Cholesterol-lowering drops could treat eye disease

Posted Apr 11, 2013 by Tim Sandle
According to researchers in the U.S., eye drops intended to lower cholesterol may be able to hinder macular degeneration, which leads to blindness.
According to Science Daily, the macula in the eye is essential for recognizing fine detail, such as recognizing people's faces, driving and reading. Degeneration of it becomes more common with age (age-related macular degeneration (AMD)). It begins with what is known as a "dry" form, where the eye's light-sensory cells become damaged, but this can progress into the much more threatening "wet" variant, when newly forming blood vessels can quickly result in blindness.
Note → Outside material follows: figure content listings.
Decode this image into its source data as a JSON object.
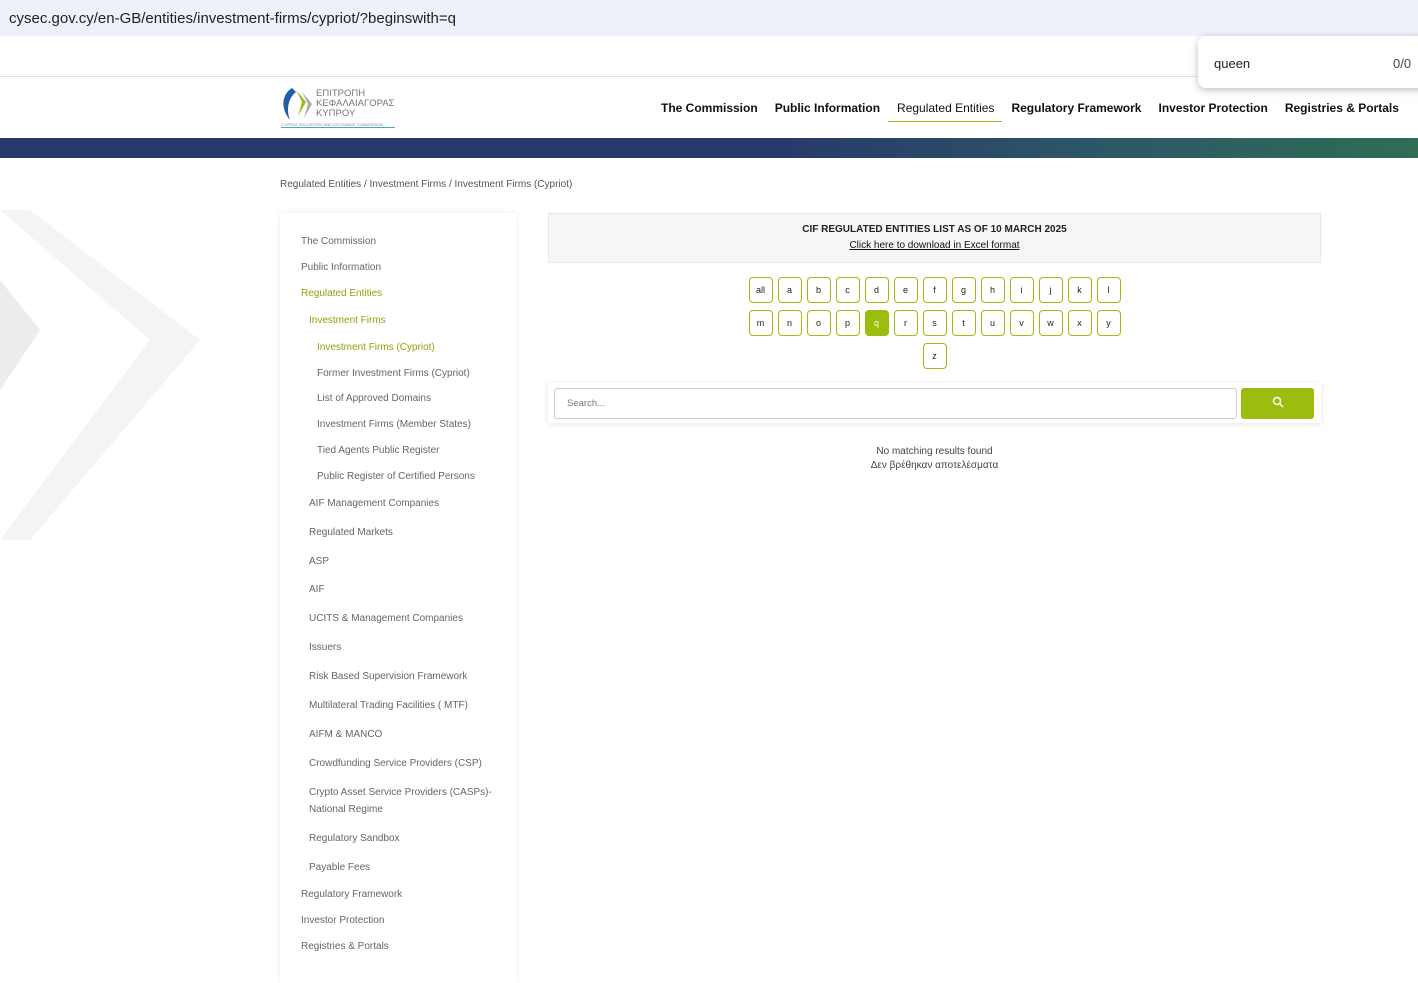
{
  "browser": {
    "url": "cysec.gov.cy/en-GB/entities/investment-firms/cypriot/?beginswith=q"
  },
  "find": {
    "query": "queen",
    "count": "0/0"
  },
  "logo": {
    "greek": "ΕΠΙΤΡΟΠΗ ΚΕΦΑΛΑΙΑΓΟΡΑΣ ΚΥΠΡΟΥ",
    "english": "CYPRUS SECURITIES AND EXCHANGE COMMISSION"
  },
  "nav": [
    "The Commission",
    "Public Information",
    "Regulated Entities",
    "Regulatory Framework",
    "Investor Protection",
    "Registries & Portals"
  ],
  "breadcrumb": "Regulated Entities / Investment Firms / Investment Firms (Cypriot)",
  "sidebar": [
    "The Commission",
    "Public Information",
    "Regulated Entities",
    "Investment Firms",
    "Investment Firms (Cypriot)",
    "Former Investment Firms (Cypriot)",
    "List of Approved Domains",
    "Investment Firms (Member States)",
    "Tied Agents Public Register",
    "Public Register of Certified Persons",
    "AIF Management Companies",
    "Regulated Markets",
    "ASP",
    "AIF",
    "UCITS & Management Companies",
    "Issuers",
    "Risk Based Supervision Framework",
    "Multilateral Trading Facilities ( MTF)",
    "AIFM & MANCO",
    "Crowdfunding Service Providers (CSP)",
    "Crypto Asset Service Providers (CASPs)-National Regime",
    "Regulatory Sandbox",
    "Payable Fees",
    "Regulatory Framework",
    "Investor Protection",
    "Registries & Portals"
  ],
  "info": {
    "title": "CIF REGULATED ENTITIES LIST AS OF 10 MARCH 2025",
    "link": "Click here to download in Excel format"
  },
  "letters": [
    "all",
    "a",
    "b",
    "c",
    "d",
    "e",
    "f",
    "g",
    "h",
    "i",
    "j",
    "k",
    "l",
    "m",
    "n",
    "o",
    "p",
    "q",
    "r",
    "s",
    "t",
    "u",
    "v",
    "w",
    "x",
    "y",
    "z"
  ],
  "active_letter": "q",
  "search": {
    "placeholder": "Search...",
    "icon": "search-icon"
  },
  "results": {
    "en": "No matching results found",
    "el": "Δεν βρέθηκαν αποτελέσματα"
  },
  "colors": {
    "accent": "#9bbd0f",
    "band": "#283a6b"
  }
}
The disease is thought to be related to the immune response where cells, which normally fight infection (macrophages) start to leave dangerous fatty deposits.
The research, according to the BBC, was based on studies in mice and it found that developing eye drops that lowered cholesterol hindered fat cell build up under the retina and could thus prevent macular degeneration.
The research is clearly still in its early stages but it could lead to the development of a new cure. The lead researcher, Professor Rajendra Apte is quoted by the Daily Mail as saying: ‘Based on our findings, we need to investigate whether vision loss caused by macular degeneration could be prevented with cholesterol-lowering eye drops or other medications that might prevent the build-up of fats beneath the retina.’
The research was conducted at the Washington University School of Medicine and the results have been published in the Cell Metabolism journal in an article titled “Impaired Cholesterol Efflux in Senescent Macrophages Promotes Age-Related Macular Degeneration.”